Uwielbiamy takie mecze, w których obie drużyny muszą być mocno zdeterminowane, aby osiągnąć swój cel. Dla Wisły Płock gra o puchary wcale się jeszcze nie skończyła, ponieważ tracąc jedynie 4 punkty do obecnie okupującej trzecie miejsce Jagiellonii Białystok mają szansę na osiągnięcie celu, wydawać by się mogło przed sezonem, nie do zdobycia.

Aby sukcesywnie utrzymywać się w walce o puchary muszą zmierzyć się z drużyną, która swój cel ma zaledwie o jeden szczebel wyższy. Lech Poznań marzy o zdetronizowaniu Legii Warszawa z ligowego tronu lecz aby to zrobić, musi okazać się niemal bezbłędny do końca sezonu.

Ekipa z Płocka, zdaje się być w niezłej dyspozycji, na 10 ostatnich meczów wygrywając 5, remisując 2 i przegrywając 3 spotkania.

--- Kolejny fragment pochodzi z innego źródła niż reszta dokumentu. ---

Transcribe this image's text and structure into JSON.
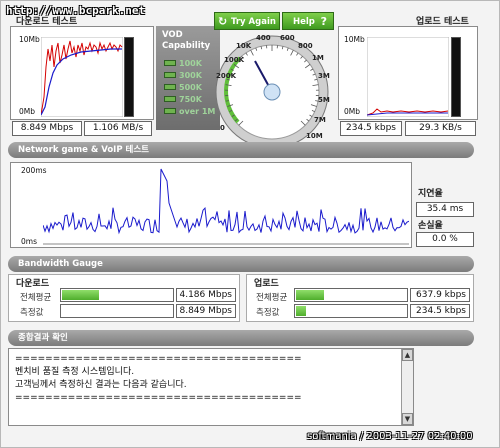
{
  "watermark_top": "http://www.bcpark.net",
  "watermark_bottom": "softmania / 2003-11-27 02:40:00",
  "download_test": {
    "title": "다운로드 테스트",
    "y_max": "10Mb",
    "y_min": "0Mb",
    "value_mbps": "8.849 Mbps",
    "value_mbs": "1.106 MB/s"
  },
  "upload_test": {
    "title": "업로드 테스트",
    "y_max": "10Mb",
    "y_min": "0Mb",
    "value_kbps": "234.5 kbps",
    "value_kbs": "29.3 KB/s"
  },
  "vod": {
    "title_line1": "VOD",
    "title_line2": "Capability",
    "levels": [
      "100K",
      "300K",
      "500K",
      "750K",
      "over 1M"
    ]
  },
  "speedometer": {
    "try_again": "Try Again",
    "help": "Help",
    "help_icon": "?",
    "refresh_icon": "refresh-icon",
    "scale": [
      "0",
      "10K",
      "100K",
      "200K",
      "400",
      "600",
      "800",
      "1M",
      "3M",
      "5M",
      "7M",
      "10M"
    ]
  },
  "network_game": {
    "section_title": "Network game & VoIP 테스트",
    "y_max": "200ms",
    "y_min": "0ms",
    "latency_label": "지연율",
    "latency_value": "35.4 ms",
    "loss_label": "손실율",
    "loss_value": "0.0 %"
  },
  "bandwidth": {
    "section_title": "Bandwidth Gauge",
    "download": {
      "title": "다운로드",
      "avg_label": "전체평균",
      "avg_value": "4.186 Mbps",
      "avg_fraction": 0.33,
      "measured_label": "측정값",
      "measured_value": "8.849 Mbps",
      "measured_fraction": 0.0
    },
    "upload": {
      "title": "업로드",
      "avg_label": "전체평균",
      "avg_value": "637.9 kbps",
      "avg_fraction": 0.25,
      "measured_label": "측정값",
      "measured_value": "234.5 kbps",
      "measured_fraction": 0.09
    }
  },
  "result": {
    "section_title": "종합결과 확인",
    "lines": [
      "======================================",
      "벤치비 품질 측정 시스템입니다.",
      "고객님께서 측정하신 결과는 다음과 같습니다.",
      "======================================"
    ]
  },
  "colors": {
    "accent_green": "#5fbf3a",
    "graph_red": "#d40000",
    "graph_blue": "#1a1acc",
    "section_gray": "#8a8a8a"
  }
}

Ich forma u siebie jest jeszcze lepsza, ponieważ w 10 grach wygrali również 5 razy, ale zremisowali 3 mecze i przegrali tylko 2 przy łącznym bilansie bramkowym: 18:12 (średnia 3 gole w meczu).

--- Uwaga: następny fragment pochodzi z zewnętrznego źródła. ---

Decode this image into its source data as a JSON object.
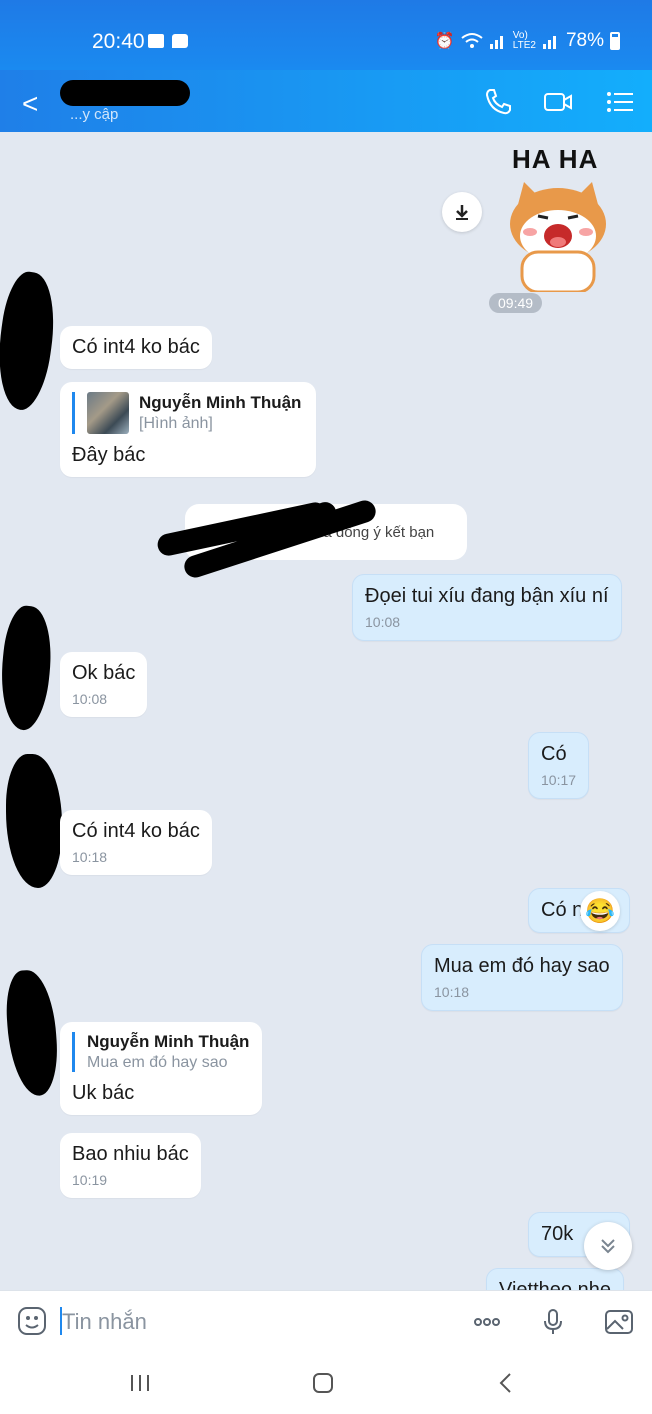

Poznaniacy bezkompromisowo na 10 ostatnich spotkań ogółem wygrali 6 i przegrali 4, a w ich spotkaniach można było zobaczyć 32 bramki. Ich wyjazdowa forma jest przeciętna ponieważ w meczach wygrali zaledwie 2 spotkania, zremisowali 5 i przegrali 3. Warto jednak zauważyć, że te dwa wygrane mecze miały miejsce już po podziale ligi na grupy mistrzowską i spadkową. Zawodnicy Lecha rozprawili się na wyjeździe z Wisłą Kraków i Zagłębiem Lubin.

Zarówno w drużynie Wisły Płock jak i Lecha Poznań brak nieobecności z powodu kontuzji więc drużyny będą mogły przystąpić do gry w optymalnych składach.

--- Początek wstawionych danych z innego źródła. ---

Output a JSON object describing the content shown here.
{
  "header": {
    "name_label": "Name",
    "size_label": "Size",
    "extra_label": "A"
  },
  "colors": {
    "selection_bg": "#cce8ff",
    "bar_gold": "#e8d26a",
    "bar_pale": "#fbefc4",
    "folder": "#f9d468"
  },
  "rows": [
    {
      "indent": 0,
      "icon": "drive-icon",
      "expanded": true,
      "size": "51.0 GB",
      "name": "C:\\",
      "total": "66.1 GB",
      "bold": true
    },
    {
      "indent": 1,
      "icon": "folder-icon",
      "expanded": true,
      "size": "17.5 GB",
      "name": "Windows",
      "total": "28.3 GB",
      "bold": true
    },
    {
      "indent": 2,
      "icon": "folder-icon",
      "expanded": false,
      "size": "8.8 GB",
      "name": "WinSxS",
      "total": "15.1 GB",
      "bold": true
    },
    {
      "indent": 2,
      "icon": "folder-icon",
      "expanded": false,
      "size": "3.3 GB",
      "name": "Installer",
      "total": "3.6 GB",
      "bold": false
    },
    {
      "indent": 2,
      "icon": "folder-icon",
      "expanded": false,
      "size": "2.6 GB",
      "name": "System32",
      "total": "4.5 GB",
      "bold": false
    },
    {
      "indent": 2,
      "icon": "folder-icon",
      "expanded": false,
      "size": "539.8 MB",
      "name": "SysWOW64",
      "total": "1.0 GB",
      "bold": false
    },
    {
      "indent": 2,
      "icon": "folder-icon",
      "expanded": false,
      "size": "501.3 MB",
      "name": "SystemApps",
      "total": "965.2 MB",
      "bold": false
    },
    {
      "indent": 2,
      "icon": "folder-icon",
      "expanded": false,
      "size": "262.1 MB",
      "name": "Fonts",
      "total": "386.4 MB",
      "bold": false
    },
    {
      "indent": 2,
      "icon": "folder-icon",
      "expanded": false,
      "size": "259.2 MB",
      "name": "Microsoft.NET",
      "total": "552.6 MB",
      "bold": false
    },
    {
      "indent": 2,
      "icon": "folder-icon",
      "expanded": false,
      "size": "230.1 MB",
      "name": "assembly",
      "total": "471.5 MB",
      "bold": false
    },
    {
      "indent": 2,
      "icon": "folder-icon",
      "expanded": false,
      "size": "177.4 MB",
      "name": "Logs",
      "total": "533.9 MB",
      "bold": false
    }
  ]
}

Wisła Płock jest piątą najostrzej grającą drużyną w naszej ekstraklasie ze średnią kartek na poziomie 2.5/mecz. Przeciętnie w każdym meczu zawodnicy Wisły Płock faulują 15 razy. Dodając do tego rangę spotkania, determinację gospodarzy oraz umiejętności utrzymywania się przy piłce Lecha Poznań, można zakładać, że aby powstrzymać rywala  minimum 4 zawodników drużyny z Płocka zobaczy żółtą kartkę.

Zarówno Wisła Płock jak i Lech Poznań lepiej radzą sobie ze strzelaniem goli w drugich połowach. Gracze Wisły zaliczyli 25 takich trafień na 40 łącznie, zaś gracze Lecha 30 na łącznych 50.

Jakie są Wasze propozycje na ten mecz?